Também de destacar é a capacidade descritiva, tanto de elementos psíquicos como físicos que o autor revela.
Mas, concretamente sobre a história de “Lunário”, nada nela é particularmente inovador, o que não implica que o livro seja mau, que não é. É, parece-me, um relato acima de tudo emocional e bem conseguido, pois, em vez de ceder à ideia de uma amor gratuito, Al Berto mostra-nos como nada é suficiente para encher a solidão de Beno, o personagem que vamos seguindo. É seguindo-o que vamos encontrando o ambiente da noite onde todos se vão deixando morrer aos poucos, os engates de rua, a fácil morte de quem lhe é próximo, e, essencialmente a perda.
Encontramo-lo algures numa fase em que vagueia por um país, só sentado num quarto de pensão. Adormece e vai desenrolando o seu drama pessoal: memórias da mulher com quem viveu e viajou e teve um filho, Alba; de Nému, um rapaz que conhece e de quem nunca chega a saber o verdadeiro nome, apesar de terem vivido juntos vários anos; de Kid, uma espécie de travesti cuja personalidade, ao mesmo tempo que funde o masculino e o feminino, funde a vida e a morte; de Zohía, com as suas alucinações que acabam por levá-la a um hoospício; de Alaíno, companheiro de Zohía, que acaba por ter que lidar com a “morte” metafórica da companheira; de um casal que gostava de assaltar casas apenas para ter sexo em camas alheias.
Uma espécie de odisseia invertida. Em vez de uma aventura é mesmo uma desventura, porque, por mais que possa encontrar alguma estabilidade, a vida de Beno caminha sempre para uma espécie de perdição, de vazio, de solidão com o corpo. Aliás, o narrador diz-nos, logo no princípio, “o corpo magro que transportara de um lado para o outro, sem descanso, fora sempre a sua única morada.” (pag.18). Como todos nós, de resto.
Inevitável, no entanto, entre tudo isto, é tirar-se uma leitura possivel, que não deixa de ser um tanto desagradável por ser moralista: pode este deserto ser um “castigo” de Beno por ter levado uma vida em que, nas palavras do próprio, não teve medo de si mesmo? Al Berto não é muito claro nisso. Somos tentados a seguir a ideia de que Beno é um sujeito que não pode existir a não ser no deserto, mas tal é apenas deixado implícito.
Talvez não seja muito exacto falar de “deserto” acerca de Beno, ou de toda a ambiência de “Lunário”. Não é exactamente um deserto, porque a vida deste personagem é construída sobre um vai-e-vem de pessoas: chegam e, conforme chegam, acabam por partir, por se perder de alguma forma.
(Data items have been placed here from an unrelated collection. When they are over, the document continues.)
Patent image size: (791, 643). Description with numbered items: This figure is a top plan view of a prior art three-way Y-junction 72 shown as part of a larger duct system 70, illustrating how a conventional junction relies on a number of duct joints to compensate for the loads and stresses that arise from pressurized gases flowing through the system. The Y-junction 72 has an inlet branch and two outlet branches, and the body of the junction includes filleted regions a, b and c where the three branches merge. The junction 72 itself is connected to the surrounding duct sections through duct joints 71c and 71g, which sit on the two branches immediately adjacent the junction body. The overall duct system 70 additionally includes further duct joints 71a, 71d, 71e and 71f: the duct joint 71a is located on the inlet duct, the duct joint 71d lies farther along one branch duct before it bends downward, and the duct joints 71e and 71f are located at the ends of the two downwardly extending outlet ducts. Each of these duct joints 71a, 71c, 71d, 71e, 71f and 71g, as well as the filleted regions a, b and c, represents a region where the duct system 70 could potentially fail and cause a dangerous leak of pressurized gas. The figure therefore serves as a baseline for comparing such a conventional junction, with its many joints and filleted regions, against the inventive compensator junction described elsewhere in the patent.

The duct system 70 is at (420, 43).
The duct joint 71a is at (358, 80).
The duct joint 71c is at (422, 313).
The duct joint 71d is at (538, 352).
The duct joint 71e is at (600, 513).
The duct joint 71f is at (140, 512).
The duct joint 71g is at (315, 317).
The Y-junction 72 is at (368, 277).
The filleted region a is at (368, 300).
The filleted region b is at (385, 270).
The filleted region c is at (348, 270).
E Al Berto é realmente muito verista no relato da tristeza e do isolamento que tudo isto causa no interior do seu personagem. Estamos, parece-me, perante uma obra em que a ficção e a auto-biografia se misturam consideravelmente.
Também de destacar é a capacidade descritiva, tanto de elementos psíquicos como físicos que o autor revela.
4 comentários:
Acima de tudo admiro a integridade e a verdade numa pessoa.
Al Berto foi essa pessoa até ao fim. Fica a sua obra como testemunho, neste Portugal demasiado pequeno e, com tendência para queimar pessoas na fogueira, ainda e no sec. XXI.
concordo plenamente.
Ola', cheguei por caso no teu blog. Conheço bastante bem a obra de Al Berto, traduzi Lunario para italiano e fico sempre muito contente que a obra dele tenha mais leitores.
Gostei da tua leitura e concordo com Sleeping Beauty: Al Berto foi de uma integridade e de uma verdade comovedoras. Lunario é sim uma desaventura, mas também uma viage de (auto)descoberta dolorosa, um percurso catartico, de despojamento. Eu via-o antes como uma evocaçao e depois uma invocaçao, para o Amor dos mais puro, que alguém pode obter quando se conhecer no fundo e se despojar de tudo aquilo que o faz aceitar até a solidao mais dura e desertica. A obra dele é das coisas mais bonitas que encontrei em Portugal. Continuem a pensar nele quando puderem
Obrigado Valéria, pelas suas palavras, e parabéns por ter traduzido um livro destes!